Les relations algéro-françaises s’assombrissent de nouveau. En cause, cette fois-ci, non pas la question de la mémoire qui continue de nourrir des positions passionnées d’un côté comme de l’autre, mais l’alignement ouvertement exprimé et assumé de la France sur le plan marocain pour le Sahara occidental. Un nuage d’été, comme il y en a eu par le passé, ou éclatement d’une crise politico-diplomatique durable ?

Le soutien franc de la France au plan marocain d’autonomie du Sahara occidental, souligné d’un trait épais par le président Emmanuel Macron au roi Mohamed VI, à l’occasion de l’anniversaire de l’accession de ce dernier au trône, a irrité Alger au plus haut point. Outre désapprouver profondément la décision française, exprimée le jeudi 25 juillet, Alger a joint, ce mardi 30 juillet, un acte à la parole : le retrait de son ambassadeur à Paris avec effet immédiat. Un retrait et non un rappel qui, dans le langage diplomatique, est souvent fait pour consultation.

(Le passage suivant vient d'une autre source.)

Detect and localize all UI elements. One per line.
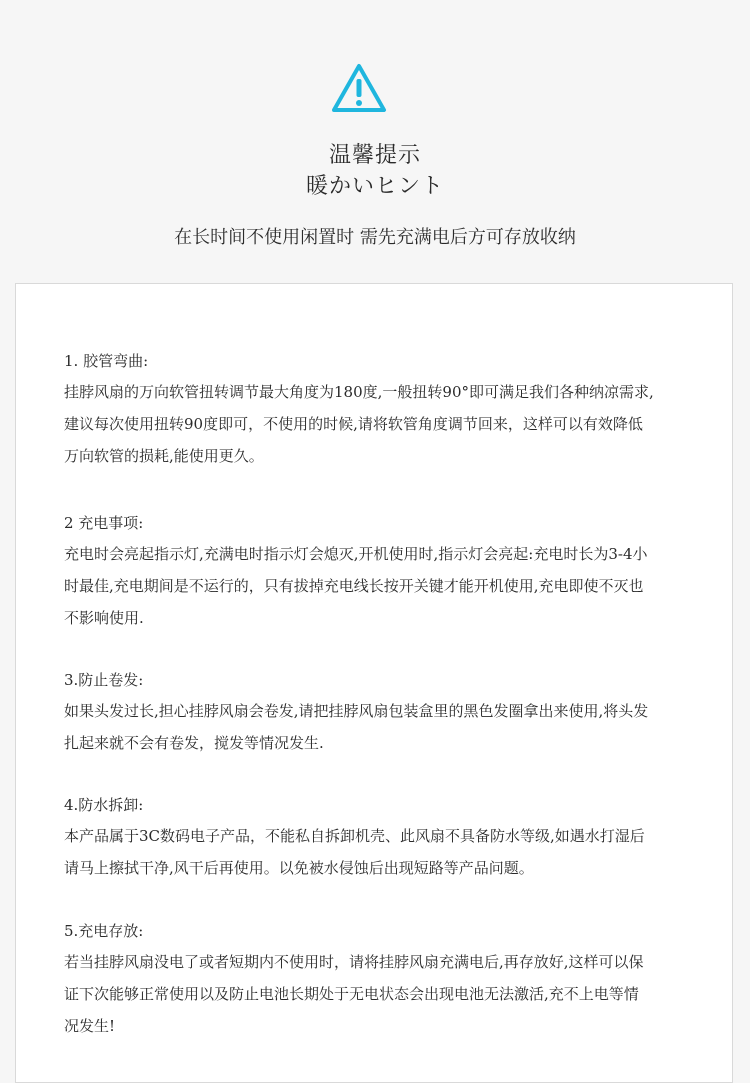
section-heading: 4.防水拆卸: [64, 796, 144, 814]
section-hair-tangle [64, 665, 714, 759]
title-japanese: 暖かいヒント [305, 174, 444, 199]
section-line: 如果头发过长,担心挂脖风扇会卷发,请把挂脖风扇包装盒里的黑色发圈拿出来使用,将头发 [64, 702, 649, 720]
section-line: 时最佳,充电期间是不运行的，只有拔掉充电线长按开关键才能开机使用,充电即使不灭也 [64, 577, 644, 595]
section-line: 若当挂脖风扇没电了或者短期内不使用时，请将挂脖风扇充满电后,再存放好,这样可以保 [64, 953, 644, 971]
section-line: 扎起来就不会有卷发，搅发等情况发生. [64, 734, 324, 752]
section-hose-bending [64, 346, 714, 472]
subtitle: 在长时间不使用闲置时 需先充满电后方可存放收纳 [174, 227, 576, 248]
section-line: 不影响使用. [64, 609, 144, 627]
section-storage [64, 916, 714, 1042]
section-line: 本产品属于3C数码电子产品，不能私自拆卸机壳、此风扇不具备防水等级,如遇水打湿后 [64, 827, 645, 845]
section-heading: 1. 胶管弯曲: [64, 352, 149, 370]
title-chinese: 温馨提示 [328, 143, 421, 168]
section-heading: 3.防止卷发: [64, 671, 144, 689]
section-line: 况发生! [64, 1017, 116, 1035]
section-heading: 2 充电事项: [64, 514, 144, 532]
section-heading: 5.充电存放: [64, 922, 144, 940]
section-line: 证下次能够正常使用以及防止电池长期处于无电状态会出现电池无法激活,充不上电等情 [64, 985, 639, 1003]
section-charging [64, 508, 714, 634]
warning-triangle-icon [330, 62, 388, 114]
tips-card [15, 283, 733, 1083]
section-line: 充电时会亮起指示灯,充满电时指示灯会熄灭,开机使用时,指示灯会亮起:充电时长为3-4小 [64, 545, 648, 563]
section-waterproof [64, 790, 714, 884]
section-line: 万向软管的损耗,能使用更久。 [64, 447, 264, 465]
section-line: 请马上擦拭干净,风干后再使用。以免被水侵蚀后出现短路等产品问题。 [64, 859, 534, 877]
section-line: 挂脖风扇的万向软管扭转调节最大角度为180度,一般扭转90°即可满足我们各种纳凉需求, [64, 383, 654, 401]
section-line: 建议每次使用扭转90度即可，不使用的时候,请将软管角度调节回来，这样可以有效降低 [64, 415, 643, 433]
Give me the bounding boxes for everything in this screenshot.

La lettre de Macron à Mohamed VI, dont le contenu intégral a été divulgué ce mardi, a de quoi soulever l’ire d’Alger. Emmanuel Macron, l’Etat français donc, considère que « le présent et l’avenir du Sahara occidental s’inscrivent dans le cadre de la souveraineté marocaine ». Mieux ou pis encore, le président Français a affirmé « l’intangibilité de la position française sur cet enjeu de sécurité nationale pour votre Royaume, la France entend agir en conséquence avec cette position à titre national et au niveau international ».

Jamais la France n’a été aussi loin et assez directe dans son soutien au Maroc dans le dossier du Sahara occidental. Emmanuel Macron va jusqu’à ériger la position de la France sur ce dossier en principe intangible, c’est-à-dire auquel on ne doit pas toucher. Une radicalité à laquelle ne s’étaient jamais rendus ses prédécesseurs au pouvoir, même si tous avaient un penchant plus au moins appuyé pour les thèses marocaines.

Quelles conséquences à cette nouvelle embrouille ?

L’appui de la France au plan marocain pour le Sahara occidental va mettre davantage de tension dans les relations algéro-française. C’est même déjà le cas avec le retrait de l’ambassadeur d’Algérie à Paris des ce mardi 30 juillet. Un retrait qui risque d’être durable, puisque, déclarée intangible, la position de la France sur le dossier du Sahara occidental ne risque pas d’évoluer de sitôt.

À l’automne 2021, suite à des propos d’Emmanuel Macron pour le moins inamicaux envers l’Algérie, Alger avait rappelé son ambassadeur à Paris, Mohamed Antar Daoud, pour consultation. C’était en date du 02 octobre 2021. L’ambassadeur n’avait rejoint son poste que trois mois plus tard, soit le 06 janvier 2022. Le président Marcon, pour rappel, avait soutenu que le « système politico-militaire » s’est construit et vivait d’une « rente mémorielle ». Des propos qui ont été dénoncés par Alger comme une ingérence dans les affaires  intérieures du pays.

La tempête fût passagère, comme celles, nombreuses, qui l’avaient précédée. Alger et Paris ont repris de se parler et d’évoquer l’avenir de leurs relations avec optimisme. Les présidents Abdelmadjid Tebboune et Emmanuel Macron ne rataient pas une occasion de faire part de leur amitié solide. Une amitié qui, cependant, n’a pas toujours aidé à renforcer l’entente politique entre les deux États algérien et français. Des vents contraires, agissant en lames de fonds, ont perturbé l’agenda de la visite d’Etat que le président Tebboune devait effectuer en France.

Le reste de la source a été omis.